Parliamentary talk, despite its central place in politics, has not been the focus of many qualitative studies. The present study investigates how parliamentary talk emerges in a dialogue between different arguments in the parliament. At the same time, this is a study of politics, of how human interaction gives birth to laws that regulate life in two contemporary democracies, Slovakia and Poland. It provides a close-reading of two political debates: on the state language in Slovakia and on gender parity in Poland.
This study draws on hermeneutic and semiotic thinkers such as Gadamer, Bakhtin and Lotman to elaborate a dialogical understanding of language that can provide the basis for a method of textual analysis. The dialogical understanding of language emphasises that text and talk must be studied in the context of an interaction. The unit of analysis is a pair of utterances, a question and an answer. Until an utterance has been interpreted, it carries only the potential of meaning; its meaning is materialised by the responses it receives.
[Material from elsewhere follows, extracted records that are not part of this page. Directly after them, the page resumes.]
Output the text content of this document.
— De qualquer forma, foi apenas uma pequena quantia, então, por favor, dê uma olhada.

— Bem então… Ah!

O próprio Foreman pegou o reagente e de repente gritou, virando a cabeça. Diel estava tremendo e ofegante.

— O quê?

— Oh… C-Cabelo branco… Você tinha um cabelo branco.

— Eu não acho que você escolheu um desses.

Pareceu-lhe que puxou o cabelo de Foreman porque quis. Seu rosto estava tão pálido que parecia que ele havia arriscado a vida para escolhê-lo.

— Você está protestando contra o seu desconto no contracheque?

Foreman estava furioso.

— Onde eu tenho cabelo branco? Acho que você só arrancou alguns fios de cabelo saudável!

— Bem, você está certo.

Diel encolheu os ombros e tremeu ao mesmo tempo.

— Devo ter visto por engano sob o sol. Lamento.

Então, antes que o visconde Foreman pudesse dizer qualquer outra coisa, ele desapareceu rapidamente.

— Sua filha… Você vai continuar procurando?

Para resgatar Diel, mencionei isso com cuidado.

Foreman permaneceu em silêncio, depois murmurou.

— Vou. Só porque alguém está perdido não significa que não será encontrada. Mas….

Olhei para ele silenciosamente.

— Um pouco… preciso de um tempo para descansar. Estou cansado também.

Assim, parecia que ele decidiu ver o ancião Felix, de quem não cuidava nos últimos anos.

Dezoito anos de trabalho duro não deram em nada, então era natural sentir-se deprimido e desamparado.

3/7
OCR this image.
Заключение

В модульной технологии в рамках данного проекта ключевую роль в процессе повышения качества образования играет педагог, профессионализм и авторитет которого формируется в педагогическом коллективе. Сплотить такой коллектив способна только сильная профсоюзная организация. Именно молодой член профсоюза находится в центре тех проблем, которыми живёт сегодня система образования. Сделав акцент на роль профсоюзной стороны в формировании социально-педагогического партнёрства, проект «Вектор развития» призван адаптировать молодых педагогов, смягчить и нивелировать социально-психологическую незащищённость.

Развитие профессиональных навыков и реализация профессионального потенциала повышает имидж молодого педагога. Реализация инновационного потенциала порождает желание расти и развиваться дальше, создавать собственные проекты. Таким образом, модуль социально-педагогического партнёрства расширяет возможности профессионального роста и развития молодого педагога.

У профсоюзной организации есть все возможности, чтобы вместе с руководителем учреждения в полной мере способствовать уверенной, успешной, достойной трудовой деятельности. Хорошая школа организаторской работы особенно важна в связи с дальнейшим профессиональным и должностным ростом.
The study further argues that conversation analysis and its tools can usefully be applied to the study of political debate. The method provides for the analysis of the dynamics between micro-scale interaction in the parliament and the macro-scale dynamics of culture. These dynamics assume two different forms that Lotman termed as “translation” and “explosion”.
The study shows that parliamentary debate is characterised by a constantly evolving topic of discussion, namely that the meaning of the bill at the start of the debate and at the end of the debate are really two different bills. This is not because the content of the bill has undergone changes, but because in the course of the debate, the bill has generated new cultural connections. Casting a vote in support of the bill does not approve just the bill itself but a whole set of interconnected political, social and cultural values—what Lotman approached as the semiosphere. This study suggests Lotman’s cultural semiotics can provide for “imperfect hermeneutics” that is sensitive to the dynamic and contested nature of tradition in politics whilst acknowledging the inevitability of culture in mediating political talk.